L’imprenditore individuale che alla data del 31 ottobre 2015 possiede immobili strumentali può, entro il 31 maggio 2016, estromettere il bene dal patrimonio dell’impresa pagando un’imposta sostitutiva dell’8% calcolata sulla differenza tra il valore normale del bene ed il relativo costo fiscalmente riconosciuto. Anche in questo caso è prevista la possibilità di sostituire al valore normale il valore risultante dall’applicazione dei moltiplicatori catastali.

Per l’accesso all’agevolazione è necessario che l’attività d’impresa sia esercitata fino al 1 gennaio 2016. Infatti, se l’imprenditore cessa l’attività al 31 dicembre 2015, si determinerebbe altrimenti un “autoconsumo” visto che il beneficio ha effetto per il periodo d’imposta 2016.

Perché il bene possa essere considerato relativo all’impresa è necessario che sia indicato sul libro giornale (per le imprese in contabilità ordinaria) o annotato nel registro dei beni ammortizzabili (per le imprese in contabilità semplificata). Sono esclusi dal beneficio gli immobili merce e gli immobili “patrimonio” ossia quegli immobili acquisiti dalla società a titolo di investimento e non destinati all’esercizio dell’attività d’impresa.

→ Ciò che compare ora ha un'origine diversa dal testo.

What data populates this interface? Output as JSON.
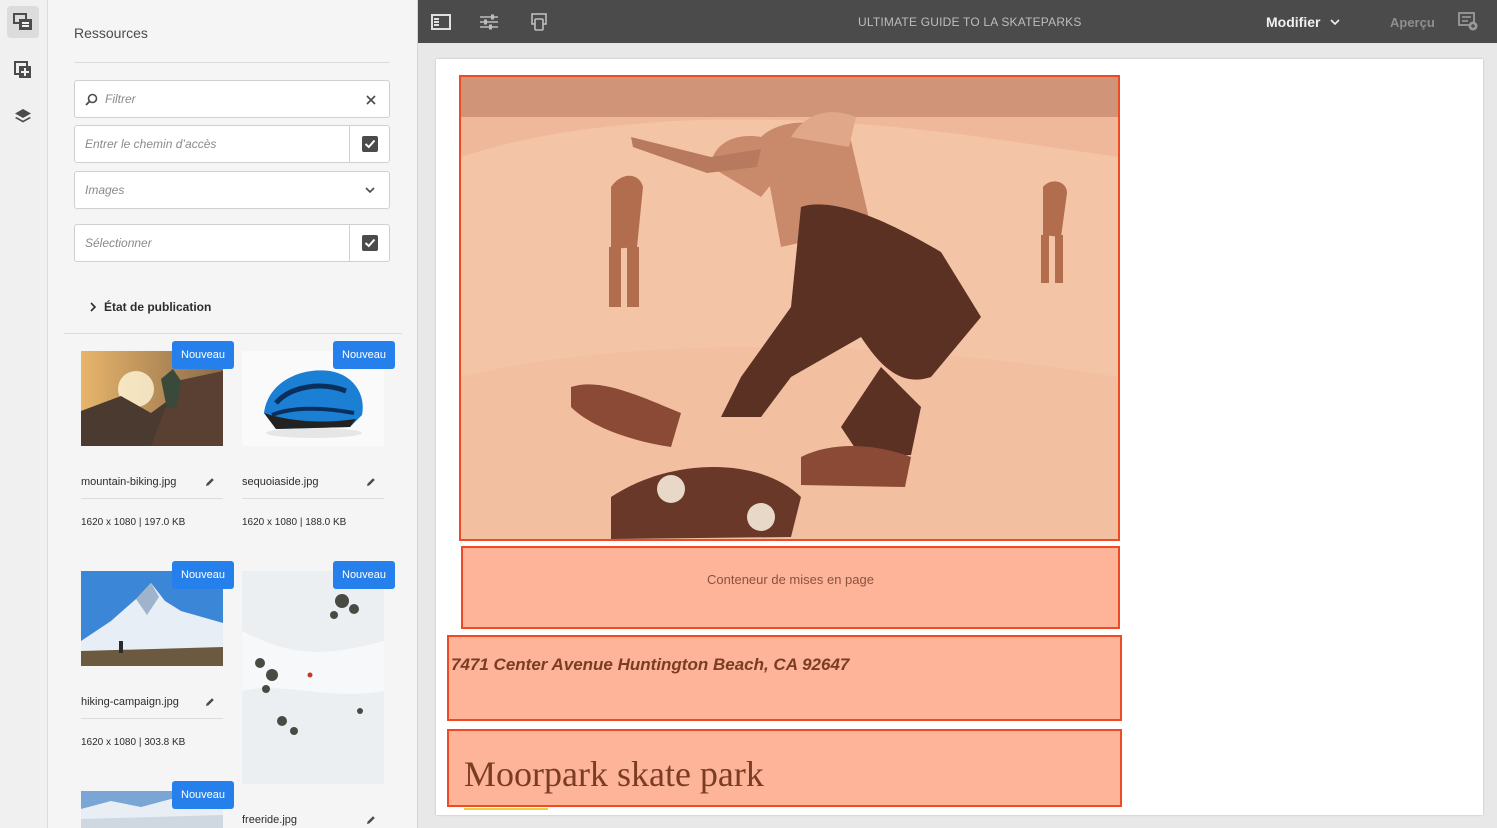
{
  "rail": {
    "items": [
      {
        "name": "assets-icon",
        "active": true
      },
      {
        "name": "components-icon",
        "active": false
      },
      {
        "name": "layers-icon",
        "active": false
      }
    ]
  },
  "panel": {
    "title": "Ressources",
    "filter_placeholder": "Filtrer",
    "path_placeholder": "Entrer le chemin d’accès",
    "type_value": "Images",
    "select_placeholder": "Sélectionner",
    "publication_label": "État de publication"
  },
  "assets": [
    {
      "badge": "Nouveau",
      "name": "mountain-biking.jpg",
      "meta": "1620 x 1080 | 197.0 KB"
    },
    {
      "badge": "Nouveau",
      "name": "sequoiaside.jpg",
      "meta": "1620 x 1080 | 188.0 KB"
    },
    {
      "badge": "Nouveau",
      "name": "hiking-campaign.jpg",
      "meta": "1620 x 1080 | 303.8 KB"
    },
    {
      "badge": "Nouveau",
      "name": "freeride.jpg",
      "meta": ""
    },
    {
      "badge": "Nouveau",
      "name": "",
      "meta": ""
    }
  ],
  "topbar": {
    "page_title": "ULTIMATE GUIDE TO LA SKATEPARKS",
    "mode": "Modifier",
    "preview": "Aperçu"
  },
  "canvas": {
    "layout_container_label": "Conteneur de mises en page",
    "address": "7471 Center Avenue Huntington Beach, CA 92647",
    "park_title": "Moorpark skate park"
  },
  "colors": {
    "accent": "#2680eb",
    "selection_border": "#f04a24",
    "selection_fill": "#fc946c",
    "topbar": "#4b4b4b"
  }
}
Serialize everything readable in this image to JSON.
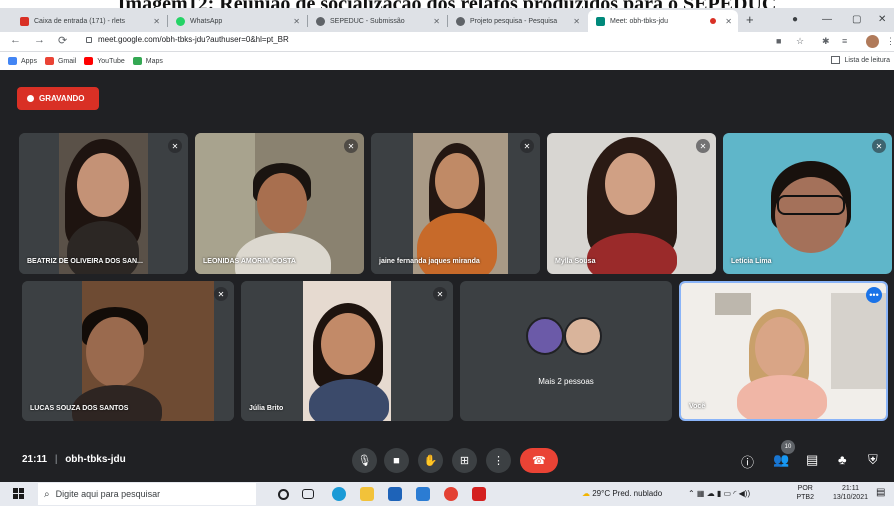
{
  "caption": "Imagem12: Reunião de socialização dos relatos produzidos para o SEPEDUC",
  "browser": {
    "tabs": [
      {
        "label": "Caixa de entrada (171) - rlets",
        "color": "#d93025"
      },
      {
        "label": "WhatsApp",
        "color": "#25d366"
      },
      {
        "label": "SEPEDUC - Submissão",
        "color": "#5f6368"
      },
      {
        "label": "Projeto pesquisa - Pesquisa",
        "color": "#5f6368"
      },
      {
        "label": "Meet: obh-tbks-jdu",
        "color": "#00897b"
      }
    ],
    "url": "meet.google.com/obh-tbks-jdu?authuser=0&hl=pt_BR",
    "bookmarks": [
      {
        "label": "Apps",
        "color": "#4285f4"
      },
      {
        "label": "Gmail",
        "color": "#ea4335"
      },
      {
        "label": "YouTube",
        "color": "#ff0000"
      },
      {
        "label": "Maps",
        "color": "#34a853"
      }
    ],
    "reading_list": "Lista de leitura"
  },
  "meet": {
    "recording_label": "GRAVANDO",
    "participants": [
      {
        "name": "BEATRIZ DE OLIVEIRA DOS SAN...",
        "bg": "#5a5148",
        "skin": "#c49276",
        "hair": "#1e1410"
      },
      {
        "name": "LEONIDAS AMORIM COSTA",
        "bg": "#8a8270",
        "skin": "#a86f4f",
        "hair": "#1a1410"
      },
      {
        "name": "jaine fernanda jaques miranda",
        "bg": "#a99a86",
        "skin": "#c08a66",
        "hair": "#241712"
      },
      {
        "name": "Mylla Sousa",
        "bg": "#d8d6d2",
        "skin": "#d0a084",
        "hair": "#2a1a14"
      },
      {
        "name": "Letícia Lima",
        "bg": "#5fb6c9",
        "skin": "#a4715a",
        "hair": "#18110d"
      },
      {
        "name": "LUCAS SOUZA DOS SANTOS",
        "bg": "#6e4b33",
        "skin": "#9a6a4e",
        "hair": "#120c08"
      },
      {
        "name": "Júlia Brito",
        "bg": "#e6dad0",
        "skin": "#c28a68",
        "hair": "#1e130e"
      }
    ],
    "more_people_label": "Mais 2 pessoas",
    "self_label": "Você",
    "meeting_time": "21:11",
    "meeting_code": "obh-tbks-jdu",
    "participant_count": "10"
  },
  "taskbar": {
    "search_placeholder": "Digite aqui para pesquisar",
    "weather": "29°C  Pred. nublado",
    "lang_top": "POR",
    "lang_bottom": "PTB2",
    "time": "21:11",
    "date": "13/10/2021"
  }
}
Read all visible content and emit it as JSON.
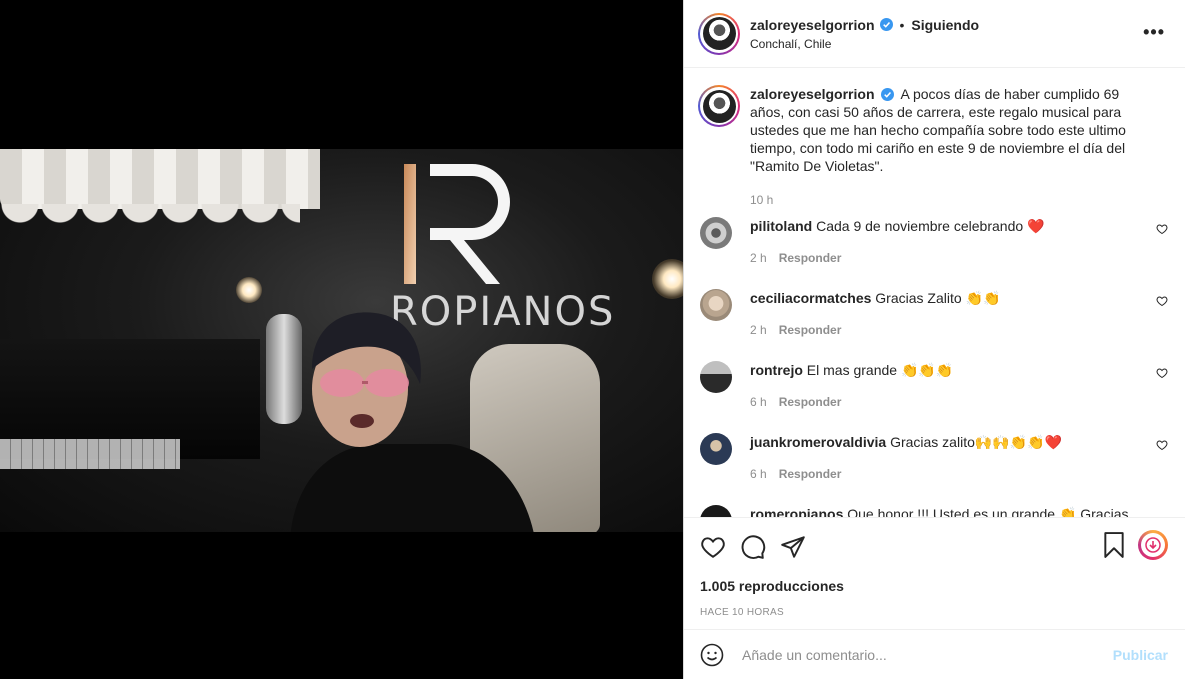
{
  "post": {
    "username": "zaloreyeselgorrion",
    "follow_status": "Siguiendo",
    "separator": "•",
    "location": "Conchalí, Chile",
    "more": "•••",
    "caption": "A pocos días de haber cumplido 69 años, con casi 50 años de carrera, este regalo musical para ustedes que me han hecho compañía sobre todo este ultimo tiempo, con todo mi cariño en este 9 de noviembre el día del \"Ramito De Violetas\".",
    "caption_time": "10 h"
  },
  "video": {
    "brand_text": "ROPIANOS"
  },
  "comments": [
    {
      "user": "pilitoland",
      "text": "Cada 9 de noviembre celebrando ❤️",
      "time": "2 h",
      "reply": "Responder"
    },
    {
      "user": "ceciliacormatches",
      "text": "Gracias Zalito 👏👏",
      "time": "2 h",
      "reply": "Responder"
    },
    {
      "user": "rontrejo",
      "text": "El mas grande 👏👏👏",
      "time": "6 h",
      "reply": "Responder"
    },
    {
      "user": "juankromerovaldivia",
      "text": "Gracias zalito🙌🙌👏👏❤️",
      "time": "6 h",
      "reply": "Responder"
    },
    {
      "user": "romeropianos",
      "text": "Que honor !!! Usted es un grande 👏 Gracias",
      "time": "",
      "reply": ""
    }
  ],
  "stats": {
    "views": "1.005 reproducciones",
    "ago": "HACE 10 HORAS"
  },
  "composer": {
    "placeholder": "Añade un comentario...",
    "publish": "Publicar"
  },
  "colors": {
    "verified": "#3897f0",
    "heart": "#ed4956",
    "publish_disabled": "#b2dffc"
  }
}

Ai fini delle imposte indirette l’operazione sarà esente delle imposte di registro, ipotecaria e catastale in quanto non si verifica alcun trasferimento di proprietà ma soltanto un passaggio dalla sfera imprenditoriale a quella privata.

Ai fini IVA l’operazione sarà rilevante se l’imprenditore ha detratto l’imposta a monte in sede di acquisto, in caso contrario, come nel casi di acquisto del bene da un privato, si configurerebbe un’operazione fuori campo IVA. Se il cedente è un’impresa costruttrice o di ripristino che ha detratto l’imposta in sede di acquisto, ai sensi dell’art. 8-ter del DPR 633/1972, la cessione, qualora avvenga nei cinque anni dall’ultimazione dei lavori, sarà obbligatoriamente assoggettata ad IVA, viceversa, se la cessione avviene oltre cinque anni l’ultimazione l’assoggettabilità ad IVA avviene per opzione.

Per quanto riguarda la successiva cessione questa genererà plusvalenza non imponibile Irpef se la stessa avviene oltre i cinque anni dalla data di acquisto del bene  in regime di impresa in quanto l’estromissione non interrompe la decorrenza del quinquennio rilevante ai fini Irpef.